Wed Dec 29, 2010 11:02 pm Post

bashosfrog wrote:I've decided to ride with Tinderbox for a year, no other downloads permitted, and see what shakes out.


Boy, are you going to save a bundle if your downloading is anything like mine! :wink:

cr
crimewriter
Posts: 119
Joined: Thu Mar 22, 2007 11:47 am
Location: Cotswolds

Wed Dec 29, 2010 11:11 pm Post

You've convinced me. I've just bought Tinderbox and a copy of The Tinderbox Way. As soon as I've finished the current piece of work -- next week -- I shall set myself to learn how to get the most out of this new piece of software. I've tried to do so before, like many others here, but this time I'm determined to get to grips with it so that I can use it to help me sort out the ideas for my next book -- or at least to live happily with the chaos that accompanies a fresh piece of novel-length work.

Over Christmas I've been reading Steven Johnson's Where Good Ideas Come From. He refers to using Devonthink to organise his notes, but I'm hoping that Tinderbox will help me make connections, perhaps in a looser way.

And maybe it's because I keep reading that the way to keep my brain young is to exercise (I'm working up to a half-marathon in 2011) and to learn new skills (Tinderbox!), that I'm taking up the challenge. I was going to mention how old I'll be in ten days' time, but I think I'll pass on that one, after all. I'll just settle down to learn about Tinderbox before Time (not to mention his wingèd chariot) catches up with me.

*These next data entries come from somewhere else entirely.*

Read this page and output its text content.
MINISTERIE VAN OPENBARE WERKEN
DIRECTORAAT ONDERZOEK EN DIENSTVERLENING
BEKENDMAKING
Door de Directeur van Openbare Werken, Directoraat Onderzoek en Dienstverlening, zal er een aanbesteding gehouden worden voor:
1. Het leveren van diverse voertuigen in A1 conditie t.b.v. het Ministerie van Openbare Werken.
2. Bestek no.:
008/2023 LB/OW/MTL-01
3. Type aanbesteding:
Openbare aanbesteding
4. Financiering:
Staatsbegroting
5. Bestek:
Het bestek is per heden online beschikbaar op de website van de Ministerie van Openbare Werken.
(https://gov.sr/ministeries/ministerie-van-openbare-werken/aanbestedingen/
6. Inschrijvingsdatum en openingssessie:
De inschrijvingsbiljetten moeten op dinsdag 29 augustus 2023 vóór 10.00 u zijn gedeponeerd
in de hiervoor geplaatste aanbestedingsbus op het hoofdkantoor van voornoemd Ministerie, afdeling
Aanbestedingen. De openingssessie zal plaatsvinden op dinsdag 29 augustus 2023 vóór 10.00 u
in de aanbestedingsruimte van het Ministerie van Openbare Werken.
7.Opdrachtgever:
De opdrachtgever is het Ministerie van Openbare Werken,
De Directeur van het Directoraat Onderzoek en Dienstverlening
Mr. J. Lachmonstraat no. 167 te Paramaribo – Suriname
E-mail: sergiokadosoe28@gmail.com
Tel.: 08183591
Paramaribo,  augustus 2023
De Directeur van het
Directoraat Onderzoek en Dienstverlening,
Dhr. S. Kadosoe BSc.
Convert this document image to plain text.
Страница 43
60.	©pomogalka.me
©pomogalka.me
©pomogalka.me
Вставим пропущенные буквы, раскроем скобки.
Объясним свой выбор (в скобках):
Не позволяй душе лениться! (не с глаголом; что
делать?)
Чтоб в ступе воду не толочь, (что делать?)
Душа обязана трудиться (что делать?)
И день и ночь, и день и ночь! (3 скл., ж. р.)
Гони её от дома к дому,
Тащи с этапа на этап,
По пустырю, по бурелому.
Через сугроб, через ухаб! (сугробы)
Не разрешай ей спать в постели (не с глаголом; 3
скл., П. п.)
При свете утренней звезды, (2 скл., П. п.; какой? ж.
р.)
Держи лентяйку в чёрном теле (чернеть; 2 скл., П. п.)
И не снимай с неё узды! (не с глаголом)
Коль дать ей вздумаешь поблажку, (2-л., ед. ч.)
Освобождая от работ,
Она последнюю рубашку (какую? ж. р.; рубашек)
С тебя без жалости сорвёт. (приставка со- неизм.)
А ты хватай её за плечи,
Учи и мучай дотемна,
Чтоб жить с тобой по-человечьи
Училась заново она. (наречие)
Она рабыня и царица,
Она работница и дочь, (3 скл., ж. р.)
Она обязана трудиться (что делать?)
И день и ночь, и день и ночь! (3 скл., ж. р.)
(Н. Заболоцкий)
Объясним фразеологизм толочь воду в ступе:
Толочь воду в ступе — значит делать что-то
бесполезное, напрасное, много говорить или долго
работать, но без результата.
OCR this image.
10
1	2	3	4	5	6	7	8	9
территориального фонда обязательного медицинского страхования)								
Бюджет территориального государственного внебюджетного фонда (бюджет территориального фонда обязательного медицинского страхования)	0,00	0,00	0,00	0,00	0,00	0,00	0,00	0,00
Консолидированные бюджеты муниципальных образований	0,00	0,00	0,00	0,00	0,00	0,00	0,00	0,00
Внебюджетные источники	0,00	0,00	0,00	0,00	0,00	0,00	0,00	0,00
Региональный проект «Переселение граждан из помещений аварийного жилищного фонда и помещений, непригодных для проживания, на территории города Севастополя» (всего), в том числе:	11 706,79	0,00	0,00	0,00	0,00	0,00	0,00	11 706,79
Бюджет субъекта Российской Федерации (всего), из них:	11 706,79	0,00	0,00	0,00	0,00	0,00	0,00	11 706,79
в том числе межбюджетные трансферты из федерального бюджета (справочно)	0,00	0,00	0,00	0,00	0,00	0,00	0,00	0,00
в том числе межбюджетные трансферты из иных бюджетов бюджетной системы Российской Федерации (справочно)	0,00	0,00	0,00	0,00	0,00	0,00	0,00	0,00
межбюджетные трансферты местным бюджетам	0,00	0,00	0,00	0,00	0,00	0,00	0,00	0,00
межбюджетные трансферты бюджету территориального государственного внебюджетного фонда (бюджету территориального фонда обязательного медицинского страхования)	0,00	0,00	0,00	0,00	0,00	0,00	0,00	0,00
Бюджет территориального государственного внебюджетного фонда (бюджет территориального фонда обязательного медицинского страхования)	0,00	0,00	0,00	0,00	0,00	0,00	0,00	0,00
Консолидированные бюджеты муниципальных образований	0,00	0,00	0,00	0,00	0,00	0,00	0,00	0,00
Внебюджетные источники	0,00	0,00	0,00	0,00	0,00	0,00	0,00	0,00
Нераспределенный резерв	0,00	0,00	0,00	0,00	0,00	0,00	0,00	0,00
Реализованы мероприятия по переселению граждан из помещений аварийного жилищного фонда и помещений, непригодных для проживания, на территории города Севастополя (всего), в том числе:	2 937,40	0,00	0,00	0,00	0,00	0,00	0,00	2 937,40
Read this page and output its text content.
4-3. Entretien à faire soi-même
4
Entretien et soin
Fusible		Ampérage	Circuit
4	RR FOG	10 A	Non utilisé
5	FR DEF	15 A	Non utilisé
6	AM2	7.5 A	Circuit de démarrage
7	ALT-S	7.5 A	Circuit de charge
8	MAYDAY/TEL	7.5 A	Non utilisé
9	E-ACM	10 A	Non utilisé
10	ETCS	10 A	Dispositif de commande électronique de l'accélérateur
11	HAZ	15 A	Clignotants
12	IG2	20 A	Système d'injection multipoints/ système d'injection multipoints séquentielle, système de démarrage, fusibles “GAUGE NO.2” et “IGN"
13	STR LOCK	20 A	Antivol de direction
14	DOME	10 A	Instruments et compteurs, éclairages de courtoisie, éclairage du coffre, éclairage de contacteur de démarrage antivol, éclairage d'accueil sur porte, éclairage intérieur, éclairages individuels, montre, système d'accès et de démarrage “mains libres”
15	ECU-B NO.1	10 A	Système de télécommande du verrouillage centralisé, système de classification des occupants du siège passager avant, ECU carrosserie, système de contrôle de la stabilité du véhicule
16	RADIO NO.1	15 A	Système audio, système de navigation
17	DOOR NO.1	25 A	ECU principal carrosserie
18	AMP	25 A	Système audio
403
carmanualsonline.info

A major thank you to all the contributors to this forum who keep me from taking anything for granted.

cw
Some quiet night when you've shirked your work because of fatigue or distraction, open a window of your house and listen. Do you hear that distant clicking sound? That's one of your competitors, pecking away at his keyboard in Paris or London or Erie, PA

ba
bashosfrog
Posts: 123
Joined: Mon Sep 18, 2006 11:14 am
Location: New England, Australia

Thu Dec 30, 2010 5:13 am Post

Thanks again, Ioa. Those tips are really handy.

Linn: I'm happy to say that I'm at the point of being bored, bored, bored by the whole software squirreling thing. Maybe a sign of delayed maturity? *Very* delayed, if it is the case.

Crimewriter: have fun! The more I learn about Tinderbox, the more I appreciate the intelligence behind it. With most software, it tends to work the other way.

I can appreciate the paranoia of your tagline after browsing the crime shelves this morning, looking to blow a Christmas gift voucher, and being boggled at the productivity of the crime writing set. You're not James Lee Burke or Harlen Coben or Reginald Hill, by any chance? In the end I bypassed crime and went for Literature, because it's December 30 and I'm in a self-improving New Years frame of mind. Crime will back on the agenda by late January.